The question is whether this will spread to more contemporary artists. While some are rumoured to be considering their options, it’s fair to say that leaving Spotify isn’t a luxury that every artist has. The app may pay absolute peanuts per stream, but it is invaluable exposure, and can indirectly fund more lucrative income channels like tickets and merchandise. Spotify can definitely breathe a sigh of relief that — for now — it needs 99.9% of its artists less than they need it.

But even if there are no further exits, that balance could flip. Plenty of paying customers are already following Young and Mitchell’s lead and cancelling their memberships, and looking to Apple Music, Deezer, Tidal or Amazon Music Unlimited as perfectly viable alternatives. Twitter is full of people screenshotting their cancellation form with Joe Rogan cited in the explanation box. At one point, it was reported that so many people were leaving that the site had to cancel it’s live support.

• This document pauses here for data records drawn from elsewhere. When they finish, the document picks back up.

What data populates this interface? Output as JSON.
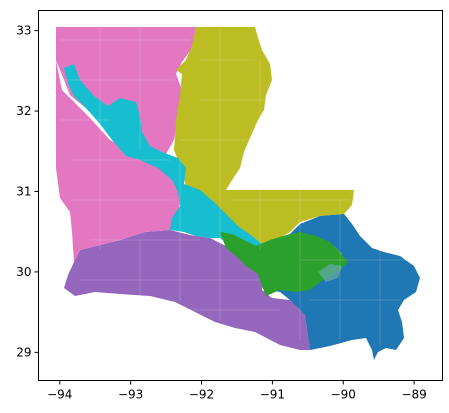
{
  "chart_data": {
    "type": "map",
    "title": "",
    "xlabel": "",
    "ylabel": "",
    "xlim": [
      -94.3,
      -88.6
    ],
    "ylim": [
      28.65,
      33.25
    ],
    "x_ticks": [
      -94,
      -93,
      -92,
      -91,
      -90,
      -89
    ],
    "x_tick_labels": [
      "−94",
      "−93",
      "−92",
      "−91",
      "−90",
      "−89"
    ],
    "y_ticks": [
      29,
      30,
      31,
      32,
      33
    ],
    "y_tick_labels": [
      "29",
      "30",
      "31",
      "32",
      "33"
    ],
    "grid": false,
    "legend": "none",
    "districts": [
      {
        "id": "district-1",
        "color": "#e377c2"
      },
      {
        "id": "district-2",
        "color": "#bcbd22"
      },
      {
        "id": "district-3",
        "color": "#17becf"
      },
      {
        "id": "district-4",
        "color": "#9467bd"
      },
      {
        "id": "district-5",
        "color": "#2ca02c"
      },
      {
        "id": "district-6",
        "color": "#1f77b4"
      }
    ]
  }
}
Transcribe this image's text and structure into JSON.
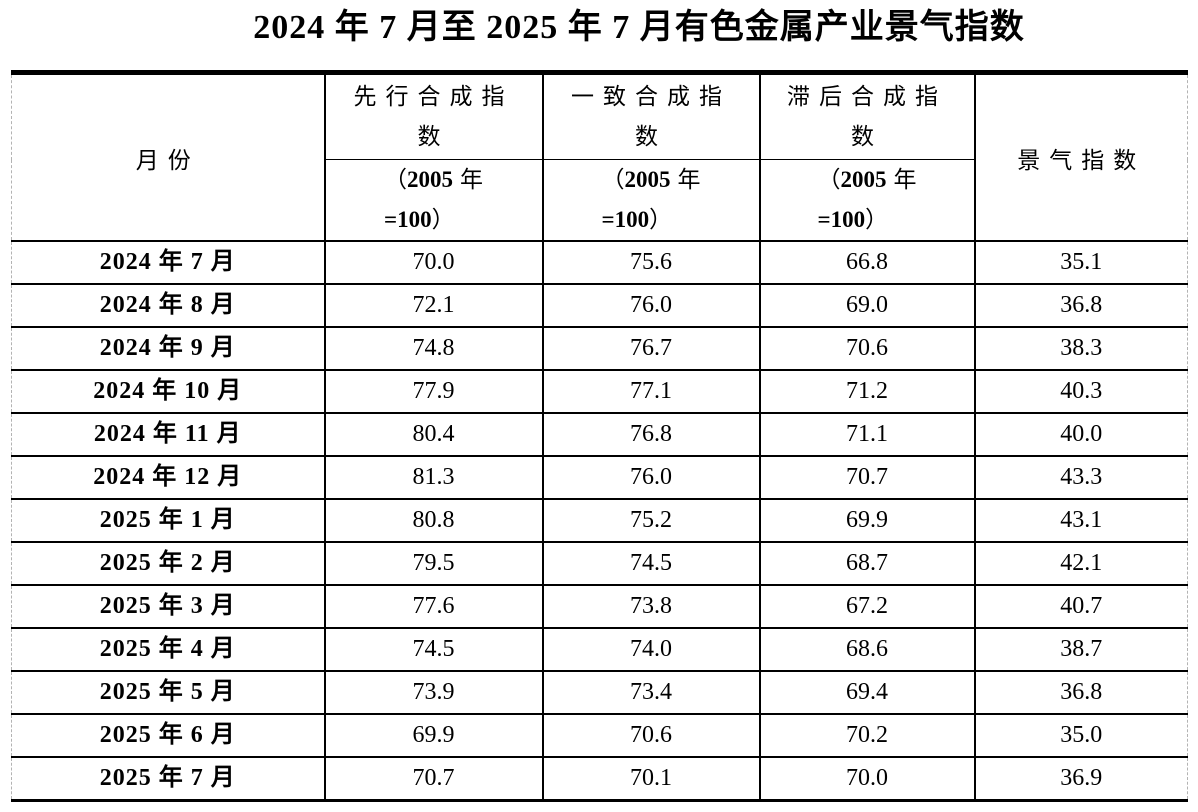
{
  "title": "2024 年 7 月至 2025 年 7 月有色金属产业景气指数",
  "table": {
    "columns": {
      "month": "月份",
      "leading": {
        "line1": "先行合成指",
        "line2": "数"
      },
      "coincident": {
        "line1": "一致合成指",
        "line2": "数"
      },
      "lagging": {
        "line1": "滞后合成指",
        "line2": "数"
      },
      "prosperity": "景气指数"
    },
    "base_note": {
      "open": "（",
      "year": "2005",
      "year_suffix": "年",
      "eq": "=100",
      "close": "）"
    },
    "rows": [
      {
        "month": "2024 年 7 月",
        "leading": "70.0",
        "coincident": "75.6",
        "lagging": "66.8",
        "prosperity": "35.1"
      },
      {
        "month": "2024 年 8 月",
        "leading": "72.1",
        "coincident": "76.0",
        "lagging": "69.0",
        "prosperity": "36.8"
      },
      {
        "month": "2024 年 9 月",
        "leading": "74.8",
        "coincident": "76.7",
        "lagging": "70.6",
        "prosperity": "38.3"
      },
      {
        "month": "2024 年 10 月",
        "leading": "77.9",
        "coincident": "77.1",
        "lagging": "71.2",
        "prosperity": "40.3"
      },
      {
        "month": "2024 年 11 月",
        "leading": "80.4",
        "coincident": "76.8",
        "lagging": "71.1",
        "prosperity": "40.0"
      },
      {
        "month": "2024 年 12 月",
        "leading": "81.3",
        "coincident": "76.0",
        "lagging": "70.7",
        "prosperity": "43.3"
      },
      {
        "month": "2025 年 1 月",
        "leading": "80.8",
        "coincident": "75.2",
        "lagging": "69.9",
        "prosperity": "43.1"
      },
      {
        "month": "2025 年 2 月",
        "leading": "79.5",
        "coincident": "74.5",
        "lagging": "68.7",
        "prosperity": "42.1"
      },
      {
        "month": "2025 年 3 月",
        "leading": "77.6",
        "coincident": "73.8",
        "lagging": "67.2",
        "prosperity": "40.7"
      },
      {
        "month": "2025 年 4 月",
        "leading": "74.5",
        "coincident": "74.0",
        "lagging": "68.6",
        "prosperity": "38.7"
      },
      {
        "month": "2025 年 5 月",
        "leading": "73.9",
        "coincident": "73.4",
        "lagging": "69.4",
        "prosperity": "36.8"
      },
      {
        "month": "2025 年 6 月",
        "leading": "69.9",
        "coincident": "70.6",
        "lagging": "70.2",
        "prosperity": "35.0"
      },
      {
        "month": "2025 年 7 月",
        "leading": "70.7",
        "coincident": "70.1",
        "lagging": "70.0",
        "prosperity": "36.9"
      }
    ]
  }
}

I’m sceptical of correlation being the same as causation for that last claim, given websites freeze live support all the time for any number of reasons, but in one sense it doesn’t matter: if it’s reported as being triggered by a mass exodus then that in itself can be self fulfilling. 

Rogan himself has offered a sort-of apology and backed Spotify’s weak solution to put a warning on contentious shows. But ultimately this is a solution that pleases nobody, and those who subscribe to Spotify for its music rather than its podcasts (i.e: almost everyone) will be increasingly baffled by this deference to shows over music — especially as the UI already insists on promoting podcasts at every turn with no option to opt out.

In short, Spotify can’t win on podcasts alone, and if it suddenly looks like a weaker option for music than its rivals, then it may suddenly have to face down the sunk cost fallacy and write off the enormous fee it paid for Rogan — painful as it would be to do so.